POR QUE SER MEMBRO DE UMA IGREJA?

Recentemente recebi essa pergunta. Junto dela veio a afirmação: “membresia é só um nome no papel, criação humana”. Tanto o questionamento quanto a indagação do sujeito são válidos. Geralmente não existe orientação bíblica sobre a questão em nossas igrejas.

Antes de qualquer explanação, é importante traçamos uma diferença entre protestantes e católicos. O catolicismo romano acredita que não há salvação fora da igreja. Os protestantes defendem que não há salvação fora de Cristo. É importante essa distinção porque, como protestante, não estou tratando sobre salvação mas sobre prática cristã. Acredito que existe salvação fora da igreja (instituição).

Dado o esclarecimento, vamos ao ponto. Sim, nós precisamos estar ligados a membresia de uma igreja; isso é bíblico. Nossa primeira dificuldade com essa verdade surge quando vemos a igreja institucionalizada como algo negativo. Como se a igreja ideal fosse aquela que é apenas organismo vivo, se reúne nos lares, não tem nome nem placa e etc. Porém, parece-me que a Bíblia trata esse processo de institucionalização com naturalidade.

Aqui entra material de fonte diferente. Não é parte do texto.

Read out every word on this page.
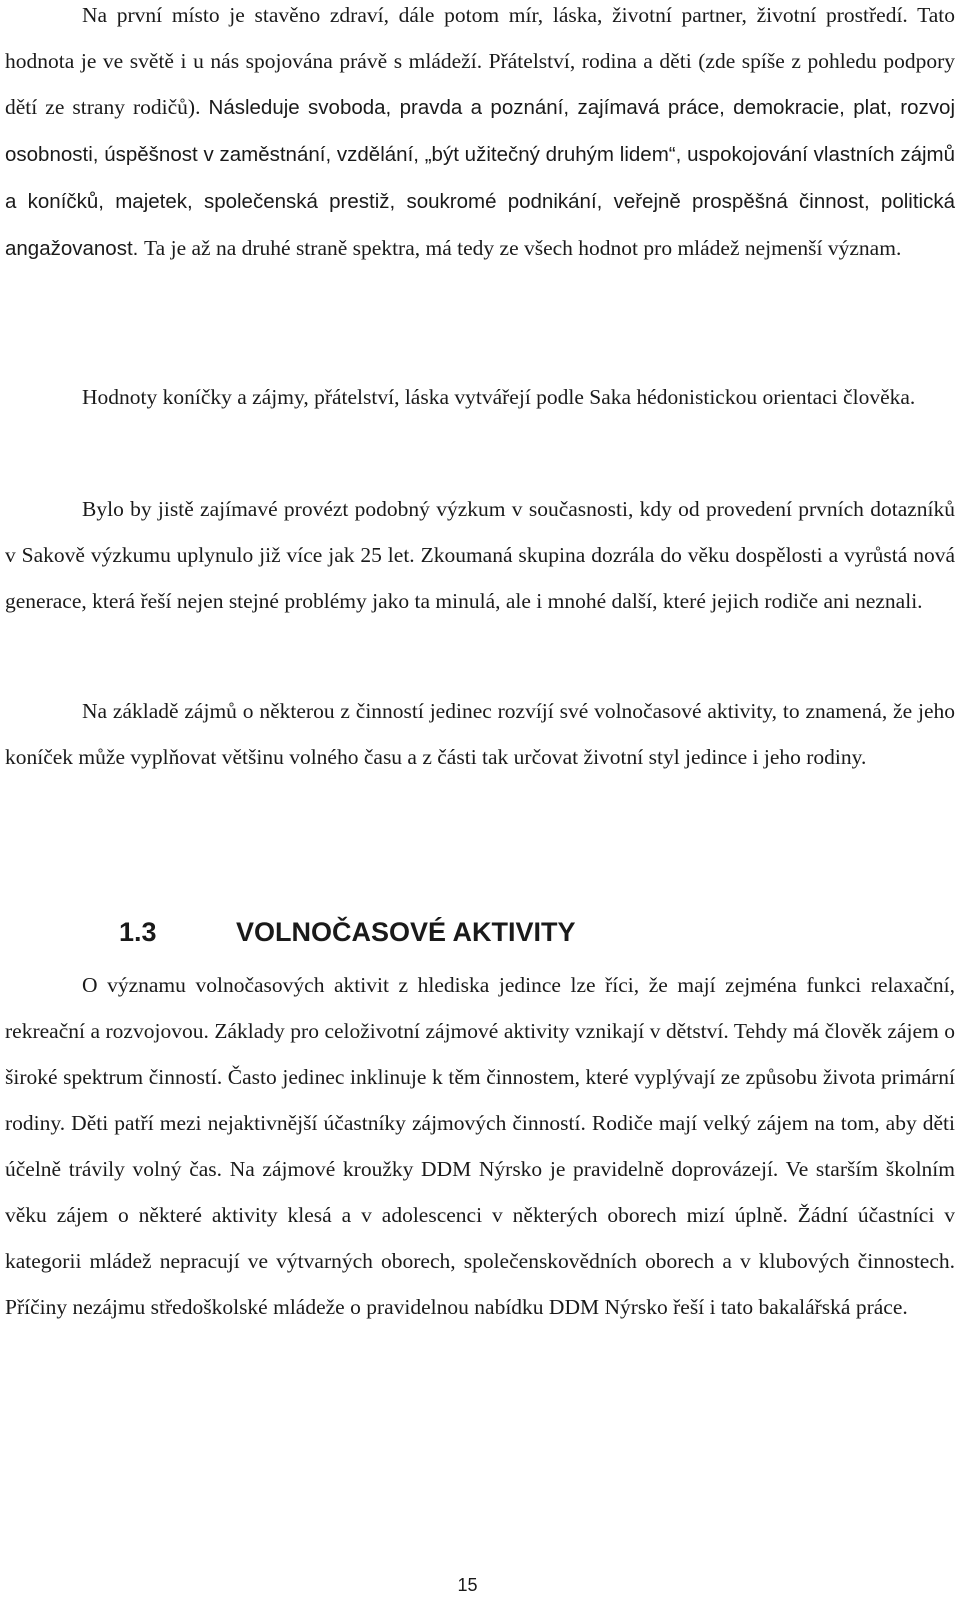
Na první místo je stavěno zdraví, dále potom mír, láska, životní partner, životní prostředí. Tato hodnota je ve světě i u nás spojována právě s mládeží. Přátelství, rodina a děti (zde spíše z pohledu podpory dětí ze strany rodičů). Následuje svoboda, pravda a poznání, zajímavá práce, demokracie, plat, rozvoj osobnosti, úspěšnost v zaměstnání, vzdělání, „být užitečný druhým lidem“, uspokojování vlastních zájmů a koníčků, majetek, společenská prestiž, soukromé podnikání, veřejně prospěšná činnost, politická angažovanost. Ta je až na druhé straně spektra, má tedy ze všech hodnot pro mládež nejmenší význam.

Hodnoty koníčky a zájmy, přátelství, láska vytvářejí podle Saka hédonistickou orientaci člověka.

Bylo by jistě zajímavé provézt podobný výzkum v současnosti, kdy od provedení prvních dotazníků v Sakově výzkumu uplynulo již více jak 25 let. Zkoumaná skupina dozrála do věku dospělosti a vyrůstá nová generace, která řeší nejen stejné problémy jako ta minulá, ale i mnohé další, které jejich rodiče ani neznali.

Na základě zájmů o některou z činností jedinec rozvíjí své volnočasové aktivity, to znamená, že jeho koníček může vyplňovat většinu volného času a z části tak určovat životní styl jedince i jeho rodiny.

1.3	VOLNOČASOVÉ AKTIVITY

O významu volnočasových aktivit z hlediska jedince lze říci, že mají zejména funkci relaxační, rekreační a rozvojovou. Základy pro celoživotní zájmové aktivity vznikají v dětství. Tehdy má člověk zájem o široké spektrum činností. Často jedinec inklinuje k těm činnostem, které vyplývají ze způsobu života primární rodiny. Děti patří mezi nejaktivnější účastníky zájmových činností. Rodiče mají velký zájem na tom, aby děti účelně trávily volný čas. Na zájmové kroužky DDM Nýrsko je pravidelně doprovázejí. Ve starším školním věku zájem o některé aktivity klesá a v adolescenci v některých oborech mizí úplně. Žádní účastníci v kategorii mládež nepracují ve výtvarných oborech, společenskovědních oborech a v klubových činnostech. Příčiny nezájmu středoškolské mládeže o pravidelnou nabídku DDM Nýrsko řeší i tato bakalářská práce.

15
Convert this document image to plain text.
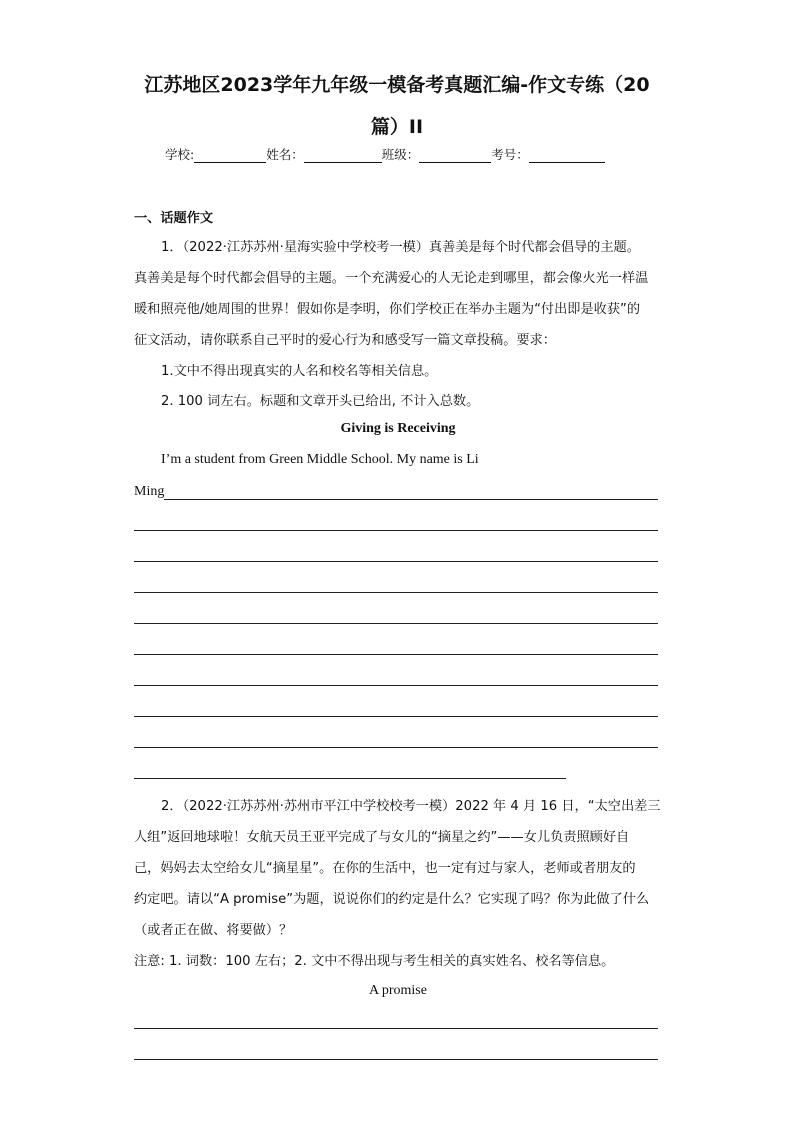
江苏地区2023学年九年级一模备考真题汇编-作文专练（20
篇）II
学校:	姓名：	班级：	考号：
一、话题作文
1．（2022·江苏苏州·星海实验中学校考一模）真善美是每个时代都会倡导的主题。
真善美是每个时代都会倡导的主题。一个充满爱心的人无论走到哪里，都会像火光一样温
暖和照亮他/她周围的世界！假如你是李明，你们学校正在举办主题为“付出即是收获”的
征文活动，请你联系自己平时的爱心行为和感受写一篇文章投稿。要求：
1.文中不得出现真实的人名和校名等相关信息。
2. 100 词左右。标题和文章开头已给出, 不计入总数。
Giving is Receiving
I’m a student from Green Middle School. My name is Li
Ming
2．（2022·江苏苏州·苏州市平江中学校校考一模）2022 年 4 月 16 日，“太空出差三
人组”返回地球啦！女航天员王亚平完成了与女儿的“摘星之约”——女儿负责照顾好自
己，妈妈去太空给女儿“摘星星”。在你的生活中，也一定有过与家人，老师或者朋友的
约定吧。请以“A promise”为题，说说你们的约定是什么？它实现了吗？你为此做了什么
（或者正在做、将要做）？
注意: 1. 词数：100 左右；2. 文中不得出现与考生相关的真实姓名、校名等信息。
A promise
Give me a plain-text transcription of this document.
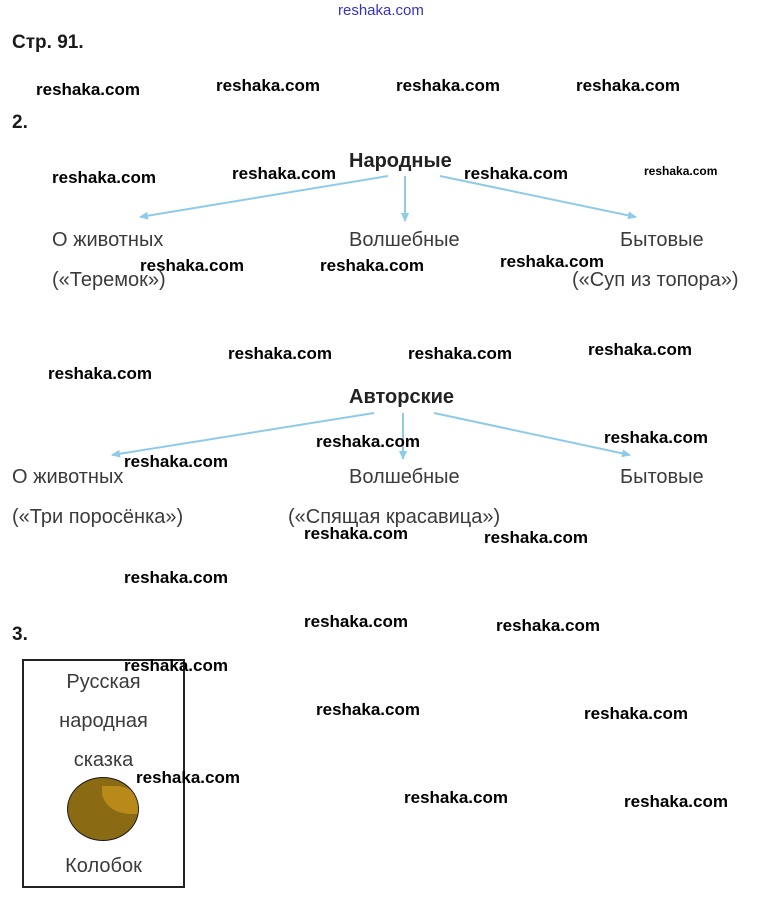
reshaka.com
Стр. 91.
2.
Народные
О животных
(«Теремок»)
Волшебные	Бытовые
(«Суп из топора»)
Авторские
О животных
(«Три поросёнка»)
Волшебные
(«Спящая красавица»)
Бытовые
3.
Русская
народная
сказка
Колобок
reshaka.com	reshaka.com	reshaka.com	reshaka.com
reshaka.com	reshaka.com	reshaka.com	reshaka.com
reshaka.com	reshaka.com	reshaka.com
reshaka.com	reshaka.com	reshaka.com
reshaka.com
reshaka.com	reshaka.com
reshaka.com
reshaka.com	reshaka.com
reshaka.com
reshaka.com	reshaka.com
reshaka.com
reshaka.com	reshaka.com
reshaka.com
reshaka.com	reshaka.com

A igreja no Novo Testamento apresentava diversas marcas institucionais. Ela inicia apenas com os apóstolos e depois institui diáconos (At 6.1-7; 1Tm 3.8-13). Eles escolheram pastores (At 14.23), mais tarde Paulo chamaria esse grupo de presbíteros (1Tm 3.1-7). Em Atos 15.1-35 temos o primeiro concílio eclesiástico. Além disso existiam regras de funcionamento que os crentes deveriam observar a fim de que se comportassem adequadamente na “casa de Deus” (1Tm 3.14-15). Para receberem ajudas, as viúvas inscritas deveriam estar sob uma série de requisitos (1Tm 5.9-12). Todos esses são aspectos institucionais e a Escritura não os trata com repúdio, mas com total naturalidade.

Juntamente com isso observamos que a igreja neotesramentaria tinha um senso de membresia. Em 1 Corintios 5.1-6.11, Paulo trata sobre um jovem que estava mantendo relações sexuais com sua madrasta. Esse jovem havia sido exortado anteriormente, mas mantinha sua prática (1Co 5.3). A orientação de Paulo, nessa situação, é que ele fosse expulso da comunhão (1 Co 5.2, 5), para que “seu corpo seja destruído e seu espírito seja salvo no dia do Senhor” . Isso deveria ser feito em uma das reuniões igreja (1 Co 5.4), ou seja, deveria ser uma decisão tomada em conjunto.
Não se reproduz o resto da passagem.